FieldTypeDescription
headerFrameHeaderFrame header
jointsList[SkeletonJoint]21 keypoints
{
  "header": {
    "seq": 100,
    "timestamp_us": 1709876543210,
    "frame_id": "l_wrist"
  },
  "joints": [
    {
      "name": "wrist",
      "pose": {
        "position": [0.0, 0.0, 0.0],
        "orientation": {
          "x": 0.0,
          "y": 0.0,
          "z": 0.0,
          "w": 1.0
        }
      },
      "confidence": 0.95
    },
    ... // 21 MediaPipe keypoints total
  ]
}

Output Rate Tuning

emf_poses and its derived streams publish at the EMF input rate (120 Hz) by default. To cut IK/FK compute, call glove.emf_poses_rate_divider() to set divider N — the output rate becomes input rate / N.

Calling

glove.emf_poses_rate_divider().set(4)   # 120 Hz → 30 Hz
n = glove.emf_poses_rate_divider().get()

Values and Default

ValueBehavior
1 (default)No decimation. Output rate equals input rate
≥ 2 integerOutput rate = input rate / N, not restricted to divisors of 120 (for example, N=5 yields 24 Hz)
< 1, non-numeric, or unsetTreated as 1. No error, no stream interruption

The change takes effect within 10 input frames (≤ ~83 ms at 120 Hz).

Affected Streams

Follows dividerUnaffected
emf_posesimu_* (IMU streams)
tip_posestf, tf_static
hand_joint_anglestactile, tactile_zones
hand_skeletontactile_binary, tactile_residual
tactile_point_cloud

EMF solving still runs per input frame. Only the publish step decimates, so tracking continuity stays intact.

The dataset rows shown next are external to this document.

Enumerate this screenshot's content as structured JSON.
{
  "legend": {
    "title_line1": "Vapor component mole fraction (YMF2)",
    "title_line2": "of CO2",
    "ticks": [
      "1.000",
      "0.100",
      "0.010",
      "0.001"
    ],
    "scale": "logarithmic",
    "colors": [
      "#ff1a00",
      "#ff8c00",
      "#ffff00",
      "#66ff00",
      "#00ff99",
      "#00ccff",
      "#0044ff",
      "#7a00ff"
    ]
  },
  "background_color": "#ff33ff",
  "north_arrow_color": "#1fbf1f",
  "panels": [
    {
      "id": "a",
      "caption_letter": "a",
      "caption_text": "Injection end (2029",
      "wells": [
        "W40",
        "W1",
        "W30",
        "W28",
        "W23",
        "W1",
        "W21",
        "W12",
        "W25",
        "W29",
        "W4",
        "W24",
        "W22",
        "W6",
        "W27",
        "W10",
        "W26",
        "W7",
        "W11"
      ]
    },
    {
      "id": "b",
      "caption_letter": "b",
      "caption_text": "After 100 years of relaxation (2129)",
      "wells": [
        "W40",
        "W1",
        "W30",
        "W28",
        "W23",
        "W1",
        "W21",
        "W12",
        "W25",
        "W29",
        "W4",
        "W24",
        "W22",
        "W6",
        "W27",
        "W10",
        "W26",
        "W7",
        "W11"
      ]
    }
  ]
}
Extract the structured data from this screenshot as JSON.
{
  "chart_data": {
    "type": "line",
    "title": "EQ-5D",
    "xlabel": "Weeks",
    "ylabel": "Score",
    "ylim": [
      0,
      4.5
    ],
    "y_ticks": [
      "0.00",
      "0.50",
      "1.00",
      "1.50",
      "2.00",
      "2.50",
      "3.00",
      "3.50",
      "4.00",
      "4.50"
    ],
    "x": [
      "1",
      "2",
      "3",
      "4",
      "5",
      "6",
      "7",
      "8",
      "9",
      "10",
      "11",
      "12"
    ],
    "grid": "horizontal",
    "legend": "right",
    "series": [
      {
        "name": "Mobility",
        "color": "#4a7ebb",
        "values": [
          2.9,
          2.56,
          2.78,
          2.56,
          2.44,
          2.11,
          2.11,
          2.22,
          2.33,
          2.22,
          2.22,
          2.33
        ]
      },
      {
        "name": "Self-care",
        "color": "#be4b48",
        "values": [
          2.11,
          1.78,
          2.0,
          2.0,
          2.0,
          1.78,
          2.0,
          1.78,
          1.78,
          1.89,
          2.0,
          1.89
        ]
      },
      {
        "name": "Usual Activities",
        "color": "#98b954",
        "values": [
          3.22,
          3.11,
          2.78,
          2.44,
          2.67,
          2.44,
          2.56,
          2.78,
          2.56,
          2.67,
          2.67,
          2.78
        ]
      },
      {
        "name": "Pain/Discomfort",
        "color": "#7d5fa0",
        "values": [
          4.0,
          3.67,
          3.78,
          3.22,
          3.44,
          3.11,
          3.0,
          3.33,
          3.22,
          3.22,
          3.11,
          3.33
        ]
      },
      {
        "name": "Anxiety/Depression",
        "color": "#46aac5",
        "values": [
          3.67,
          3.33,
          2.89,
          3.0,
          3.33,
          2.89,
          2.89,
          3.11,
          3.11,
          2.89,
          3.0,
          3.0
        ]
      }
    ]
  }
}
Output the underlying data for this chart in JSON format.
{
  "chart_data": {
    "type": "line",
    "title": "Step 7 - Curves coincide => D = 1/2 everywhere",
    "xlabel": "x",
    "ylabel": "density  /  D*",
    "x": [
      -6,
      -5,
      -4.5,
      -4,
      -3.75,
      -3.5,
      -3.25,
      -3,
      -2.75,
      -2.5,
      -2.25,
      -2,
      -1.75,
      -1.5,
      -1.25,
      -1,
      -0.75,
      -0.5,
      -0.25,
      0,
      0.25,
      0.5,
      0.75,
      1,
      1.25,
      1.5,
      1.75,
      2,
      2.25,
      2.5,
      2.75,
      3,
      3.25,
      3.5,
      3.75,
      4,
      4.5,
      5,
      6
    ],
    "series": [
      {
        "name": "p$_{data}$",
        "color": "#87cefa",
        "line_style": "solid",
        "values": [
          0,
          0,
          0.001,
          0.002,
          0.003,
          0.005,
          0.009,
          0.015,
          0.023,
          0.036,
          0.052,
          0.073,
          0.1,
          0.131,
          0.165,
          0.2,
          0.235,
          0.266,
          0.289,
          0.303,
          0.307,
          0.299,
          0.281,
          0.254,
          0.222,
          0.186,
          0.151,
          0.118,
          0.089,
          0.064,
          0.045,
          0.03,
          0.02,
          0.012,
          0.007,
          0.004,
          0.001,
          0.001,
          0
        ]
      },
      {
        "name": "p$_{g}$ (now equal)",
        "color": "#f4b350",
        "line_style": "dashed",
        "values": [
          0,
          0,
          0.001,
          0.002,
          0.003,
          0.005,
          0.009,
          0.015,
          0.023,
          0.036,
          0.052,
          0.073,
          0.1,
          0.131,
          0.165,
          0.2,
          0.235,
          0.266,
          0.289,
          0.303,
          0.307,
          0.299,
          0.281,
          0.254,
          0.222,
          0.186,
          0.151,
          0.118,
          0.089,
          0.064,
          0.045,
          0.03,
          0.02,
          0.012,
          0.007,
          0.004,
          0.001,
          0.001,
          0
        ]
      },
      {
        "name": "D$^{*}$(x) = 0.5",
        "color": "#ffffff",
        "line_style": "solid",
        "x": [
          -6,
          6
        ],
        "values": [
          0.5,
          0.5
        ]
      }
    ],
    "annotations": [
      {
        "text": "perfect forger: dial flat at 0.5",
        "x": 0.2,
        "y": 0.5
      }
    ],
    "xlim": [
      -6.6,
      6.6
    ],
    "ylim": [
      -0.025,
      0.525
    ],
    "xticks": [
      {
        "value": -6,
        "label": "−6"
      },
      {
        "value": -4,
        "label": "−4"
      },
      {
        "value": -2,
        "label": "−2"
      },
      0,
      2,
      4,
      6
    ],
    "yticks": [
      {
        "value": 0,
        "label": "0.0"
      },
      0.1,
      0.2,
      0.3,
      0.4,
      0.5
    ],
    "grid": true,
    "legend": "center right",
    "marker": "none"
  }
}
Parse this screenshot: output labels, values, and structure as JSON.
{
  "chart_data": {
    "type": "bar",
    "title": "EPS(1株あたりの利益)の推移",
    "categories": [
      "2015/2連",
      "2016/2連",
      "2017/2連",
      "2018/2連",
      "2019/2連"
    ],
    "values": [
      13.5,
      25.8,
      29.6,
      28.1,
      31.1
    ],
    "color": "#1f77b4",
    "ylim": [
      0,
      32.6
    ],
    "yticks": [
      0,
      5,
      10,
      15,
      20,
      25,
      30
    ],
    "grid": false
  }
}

Interaction with Calibration

When you call glove.calibrate() or calibrate_blocking(), the SDK temporarily forces the divider to 1 for the capture phase and restores the prior value when capture ends — including error and cancellation paths. Pre-setting N=4 won't stretch the calibration runtime by 4×. See Calibration.